Pas valide, pas de formation
Dans de plus rares cas, certains étudiants se sont même vu refuser le droit d’étudier en raison de leur handicap. Quatre nous ont rapporté ne pas avoir pu redoubler ou accéder à une formation. Amélie (1), 40 ans, est rentrée dans une université toulousaine en 2003. « Je me suis dit que j’allais faire des études, histoire d’avoir quelque chose de plus motivant que des rendez-vous médicaux. » Ayant une dizaine de handicaps, elle passe plus de dix heures par semaine chez des médecins. Il lui faut en moyenne quatre ans pour valider un niveau de licence. En 2017, elle intègre un master aménagé sur deux ans. Mais quelques mois avant la fin, une lourde opération de l’épaule l’éloigne de l’université. Elle ne valide pas son année et cet échec ne passe pas auprès de l’administration. « On accepte que je redouble, mais on me fait comprendre que c’est la dernière fois. »
« Le milieu éducatif ne s’adapte pas aux personnes handicapées, c’est marche ou crève. » / Crédits : Aurelie Garnier
Puis arrive 2020. Pendant le confinement, tous ses rendez-vous médicaux sont annulés et son état de santé se dégrade. Si bien qu’elle n’est même plus en capacité de lire. Amélie n’a pas son semestre. Elle fait une demande de redoublement qui est refusée. Le jury a le choix entre cinq motifs différents pour justifier sa décision, mais n’en coche aucun. « Par contre, j’ai eu le droit à un joli paragraphe comme quoi mon parcours était trop long, alors que c’est le principe de mon aménagement. » Une justification qui n’a pas convaincu le tribunal administratif de Toulouse qui émet « un doute sérieux sur la légalité de cette décision », dans son ordonnance du 3 décembre dernier. Amélie a donc pu réintégrer sa formation en attendant que la procédure soit définitivement jugée.

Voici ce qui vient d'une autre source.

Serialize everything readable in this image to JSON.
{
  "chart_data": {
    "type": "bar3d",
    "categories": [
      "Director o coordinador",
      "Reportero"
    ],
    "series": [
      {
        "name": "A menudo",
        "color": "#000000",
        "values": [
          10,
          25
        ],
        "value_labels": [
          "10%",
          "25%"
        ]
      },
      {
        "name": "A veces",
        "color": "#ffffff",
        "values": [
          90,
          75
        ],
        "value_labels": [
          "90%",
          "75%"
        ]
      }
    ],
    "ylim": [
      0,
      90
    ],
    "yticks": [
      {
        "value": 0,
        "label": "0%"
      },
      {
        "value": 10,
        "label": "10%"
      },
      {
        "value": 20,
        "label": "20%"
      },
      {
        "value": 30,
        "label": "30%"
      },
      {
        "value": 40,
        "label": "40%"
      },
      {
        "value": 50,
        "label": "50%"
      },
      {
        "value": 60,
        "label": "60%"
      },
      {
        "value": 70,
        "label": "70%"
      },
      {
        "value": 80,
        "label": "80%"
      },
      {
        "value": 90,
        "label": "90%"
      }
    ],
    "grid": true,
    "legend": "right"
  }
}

Hui-Jun, qui racontait avoir été refusée dans son master de droit, s’est tournée vers une formation similaire dans une autre ville, où elle a été acceptée. Pour faire valoir ses droits, l’étudiante a également décidé de saisir la justice. En octobre 2018, le tribunal administratif de Rennes condamne l’université à lui verser 2.500 € au titre de préjudice moral. Quelques mois plus tôt, le Défenseur des droits reconnaissait lui aussi le caractère discriminatoire du refus :
« Le handicap de la réclamante a été l’élément déterminant, sinon l’unique, ayant conduit à la décision d’annuler son admission. De ce fait, [Hui-Jun] a fait l’objet d’un traitement différencié, subissant une discrimination en raison du handicap. »
Épuisement et abandon
Ces discriminations systémiques pèsent sur la réussite des étudiants en situation de handicap. À l’université, plus l’on monte dans les niveaux, moins ils sont présents. En 2018-2019, alors qu’ils représentaient 2,54 % des étudiants en licence, ce nombre descendait à 1 % en master et même 0,27 % en doctorat, selon les chiffres du ministère de l’Enseignement supérieur. Un comble alors que Frédérique Vidal affirmait lors de la conférence de presse de la rentrée 2020 qu’ « aucun jeune de notre pays ne doit être privé par son […] handicap de tout ce que notre enseignement supérieur a à offrir ».
Oz a jeté l'éponge : « Ça aurait dû m’aider à rester et ça m’a poussé vers la sortie ». / Crédits : Aurelie Garnier
La fatigue de se battre pour pouvoir étudier correctement a pourtant eu raison d’Oz et Eva. Outre les propos validistes qu’il a subis, Oz a fait face à de grosses difficultés d’aménagements :
« Ça aurait dû m’aider à rester et ça m’a poussé vers la sortie. »
Depuis, il a trouvé un travail en Angleterre. Mais encore maintenant, « j’ai du mal à faire des formations ».
Lazare, toujours en études à Grenoble, a lui pris la décision d’arrêter à la fin de l’année scolaire. Devoir se taper des réflexions, être suspecté de faire semblant, négocier pour obtenir « des miettes d’aménagement », courir après les profs… L’étudiant n’en peut plus :
« J’ai déjà assez de démarches à faire à côté, je ne suis pas à la fac pour ça en fait. Moi, je voulais juste étudier. »
(1) Les prénoms ont été changés.
(2) Contactée, l’université de Grenoble n’a pas souhaité répondre à nos questions en invoquant « le secret médical ».